44 It therefore follows that the amended notice of motion must be dismissed as against the fourth respondent, QBE, and I will so order. However, the amended notice of motion also sought leave to proceed against the first defendant. As I understand it, the liquidator of the first defendant has neither supported nor opposed the grant of that relief. In those circumstances, and bearing in mind that there is still some continuing benefit in ensuring that Walter is bound by the outcome, I would think it appropriate to make an order in terms of prayer 1 of the amended notice of motion if that is still pressed, but on terms that no judgment recovered against the first defendant be enforced without the further leave of the Court.
45 The remaining issues are what directions should be given to ensure that the proceeding continues and the question of costs. I will hear the parties on those matters; and I will also hear the Owners Corporation on whether it still desires leave to proceed against Walter.
46 QBE asks for its costs of the application against it. That was opposed, although not with any particular vigour, on the ground that until the Owners Corporation decides what it is going to do (in relation to seeking leave to appeal) and does it, and until the Court of Appeal does what it is going to do (if it grants leave), one would not know what the overall situation might be.
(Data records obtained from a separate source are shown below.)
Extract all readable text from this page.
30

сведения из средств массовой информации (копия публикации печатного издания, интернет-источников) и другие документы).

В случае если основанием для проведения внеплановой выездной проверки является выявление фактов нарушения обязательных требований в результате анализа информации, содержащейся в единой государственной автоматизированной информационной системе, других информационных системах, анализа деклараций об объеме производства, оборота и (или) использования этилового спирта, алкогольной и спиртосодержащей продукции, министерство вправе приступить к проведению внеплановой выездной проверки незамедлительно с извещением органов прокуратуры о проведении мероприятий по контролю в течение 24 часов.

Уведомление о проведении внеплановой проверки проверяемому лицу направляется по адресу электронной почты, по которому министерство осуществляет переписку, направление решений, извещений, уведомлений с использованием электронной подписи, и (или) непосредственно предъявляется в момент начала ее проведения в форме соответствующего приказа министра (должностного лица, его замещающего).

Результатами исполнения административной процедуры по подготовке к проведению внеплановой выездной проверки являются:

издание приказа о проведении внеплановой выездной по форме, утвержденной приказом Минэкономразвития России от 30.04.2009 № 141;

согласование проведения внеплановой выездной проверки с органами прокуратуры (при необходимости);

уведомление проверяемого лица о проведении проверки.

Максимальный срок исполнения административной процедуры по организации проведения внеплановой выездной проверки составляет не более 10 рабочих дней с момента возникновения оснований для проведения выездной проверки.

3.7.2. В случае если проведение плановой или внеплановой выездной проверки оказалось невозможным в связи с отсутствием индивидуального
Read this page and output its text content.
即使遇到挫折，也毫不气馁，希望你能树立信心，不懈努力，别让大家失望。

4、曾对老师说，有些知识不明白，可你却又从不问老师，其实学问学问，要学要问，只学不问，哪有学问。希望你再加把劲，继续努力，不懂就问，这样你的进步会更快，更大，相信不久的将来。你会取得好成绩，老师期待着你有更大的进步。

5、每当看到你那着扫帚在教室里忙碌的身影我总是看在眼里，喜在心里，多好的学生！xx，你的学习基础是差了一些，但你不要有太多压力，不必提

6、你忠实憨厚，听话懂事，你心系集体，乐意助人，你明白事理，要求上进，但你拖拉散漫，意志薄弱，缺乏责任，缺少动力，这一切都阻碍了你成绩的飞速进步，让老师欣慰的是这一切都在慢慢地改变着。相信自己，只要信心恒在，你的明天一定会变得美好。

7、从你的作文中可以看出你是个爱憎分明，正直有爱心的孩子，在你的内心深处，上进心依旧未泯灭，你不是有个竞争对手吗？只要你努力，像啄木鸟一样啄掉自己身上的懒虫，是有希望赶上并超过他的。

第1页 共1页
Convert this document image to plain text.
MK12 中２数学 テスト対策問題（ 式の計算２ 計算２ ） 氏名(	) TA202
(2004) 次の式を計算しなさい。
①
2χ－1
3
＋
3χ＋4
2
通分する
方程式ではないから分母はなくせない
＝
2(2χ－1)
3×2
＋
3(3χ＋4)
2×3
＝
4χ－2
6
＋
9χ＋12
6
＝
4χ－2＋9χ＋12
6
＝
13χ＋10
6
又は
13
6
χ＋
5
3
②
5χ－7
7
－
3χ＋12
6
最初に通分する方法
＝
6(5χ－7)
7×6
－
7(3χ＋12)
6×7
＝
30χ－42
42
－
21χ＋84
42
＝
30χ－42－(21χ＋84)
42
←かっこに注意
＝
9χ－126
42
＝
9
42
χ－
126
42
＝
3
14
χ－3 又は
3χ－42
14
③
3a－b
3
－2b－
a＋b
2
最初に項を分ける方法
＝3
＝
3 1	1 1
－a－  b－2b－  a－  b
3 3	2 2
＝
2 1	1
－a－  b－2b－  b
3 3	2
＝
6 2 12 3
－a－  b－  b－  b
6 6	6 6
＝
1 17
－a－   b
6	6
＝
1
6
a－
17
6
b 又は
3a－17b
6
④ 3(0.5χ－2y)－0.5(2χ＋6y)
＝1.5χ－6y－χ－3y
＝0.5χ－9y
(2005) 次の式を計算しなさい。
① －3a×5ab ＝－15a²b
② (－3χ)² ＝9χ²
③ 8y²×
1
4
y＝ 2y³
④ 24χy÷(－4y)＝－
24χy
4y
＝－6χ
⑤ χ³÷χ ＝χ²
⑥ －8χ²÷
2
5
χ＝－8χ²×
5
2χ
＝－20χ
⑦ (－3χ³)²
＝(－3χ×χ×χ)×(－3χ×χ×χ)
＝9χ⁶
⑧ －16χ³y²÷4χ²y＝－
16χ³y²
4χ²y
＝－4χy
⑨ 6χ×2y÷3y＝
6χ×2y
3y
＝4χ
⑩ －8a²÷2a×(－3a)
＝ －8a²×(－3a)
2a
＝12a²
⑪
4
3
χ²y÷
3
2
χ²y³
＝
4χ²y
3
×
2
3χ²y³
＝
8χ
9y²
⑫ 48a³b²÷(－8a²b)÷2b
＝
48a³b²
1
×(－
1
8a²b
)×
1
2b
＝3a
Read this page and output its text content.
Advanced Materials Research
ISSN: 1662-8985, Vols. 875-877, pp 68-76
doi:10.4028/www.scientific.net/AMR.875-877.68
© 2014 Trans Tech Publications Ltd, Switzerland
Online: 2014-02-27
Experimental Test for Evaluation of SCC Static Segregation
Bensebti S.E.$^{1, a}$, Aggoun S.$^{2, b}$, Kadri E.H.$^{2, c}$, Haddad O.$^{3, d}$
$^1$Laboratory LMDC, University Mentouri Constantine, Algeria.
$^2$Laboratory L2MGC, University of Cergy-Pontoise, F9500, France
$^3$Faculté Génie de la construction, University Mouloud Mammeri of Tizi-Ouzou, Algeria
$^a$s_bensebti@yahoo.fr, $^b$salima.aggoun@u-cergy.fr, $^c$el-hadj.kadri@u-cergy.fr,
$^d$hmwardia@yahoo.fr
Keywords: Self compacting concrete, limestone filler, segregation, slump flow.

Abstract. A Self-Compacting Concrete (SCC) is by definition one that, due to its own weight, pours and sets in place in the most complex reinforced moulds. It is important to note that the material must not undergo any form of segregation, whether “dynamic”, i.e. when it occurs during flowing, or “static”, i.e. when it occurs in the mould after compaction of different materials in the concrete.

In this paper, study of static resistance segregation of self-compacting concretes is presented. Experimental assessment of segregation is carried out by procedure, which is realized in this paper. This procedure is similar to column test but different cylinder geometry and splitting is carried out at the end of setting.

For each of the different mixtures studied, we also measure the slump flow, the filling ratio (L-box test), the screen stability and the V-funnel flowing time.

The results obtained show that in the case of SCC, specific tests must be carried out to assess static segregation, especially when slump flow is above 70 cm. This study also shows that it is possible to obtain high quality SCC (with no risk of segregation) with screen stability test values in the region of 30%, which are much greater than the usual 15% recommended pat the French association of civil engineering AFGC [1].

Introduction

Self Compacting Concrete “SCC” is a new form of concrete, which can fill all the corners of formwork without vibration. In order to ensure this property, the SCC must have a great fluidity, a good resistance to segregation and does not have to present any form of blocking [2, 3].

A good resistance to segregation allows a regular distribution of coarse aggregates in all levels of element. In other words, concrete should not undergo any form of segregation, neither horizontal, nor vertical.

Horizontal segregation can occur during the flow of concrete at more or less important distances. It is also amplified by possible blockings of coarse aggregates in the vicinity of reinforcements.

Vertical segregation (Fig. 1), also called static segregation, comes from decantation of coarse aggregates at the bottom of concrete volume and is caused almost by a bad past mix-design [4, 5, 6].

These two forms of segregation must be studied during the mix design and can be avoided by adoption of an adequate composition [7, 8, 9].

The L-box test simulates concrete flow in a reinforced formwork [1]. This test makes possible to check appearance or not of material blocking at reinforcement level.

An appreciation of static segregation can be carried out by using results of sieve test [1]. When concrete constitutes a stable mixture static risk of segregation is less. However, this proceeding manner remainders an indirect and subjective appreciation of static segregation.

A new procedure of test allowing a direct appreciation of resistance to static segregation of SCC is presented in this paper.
47 In circumstances where I have dealt with one issue, the result of which is entirely favourable to QBE, I think prima facie that costs should follow the event. If the Owners Corporation does not seek leave to appeal, then that order will finally dispose of all issues between it and QBE without the need for the parties to come back to me. If leave to appeal is sought and granted, and the appeal allowed, then ordinarily, the costs order would also be set aside. In those circumstances, I think, both the interests of justice and the interests of convenience favour the making of the order.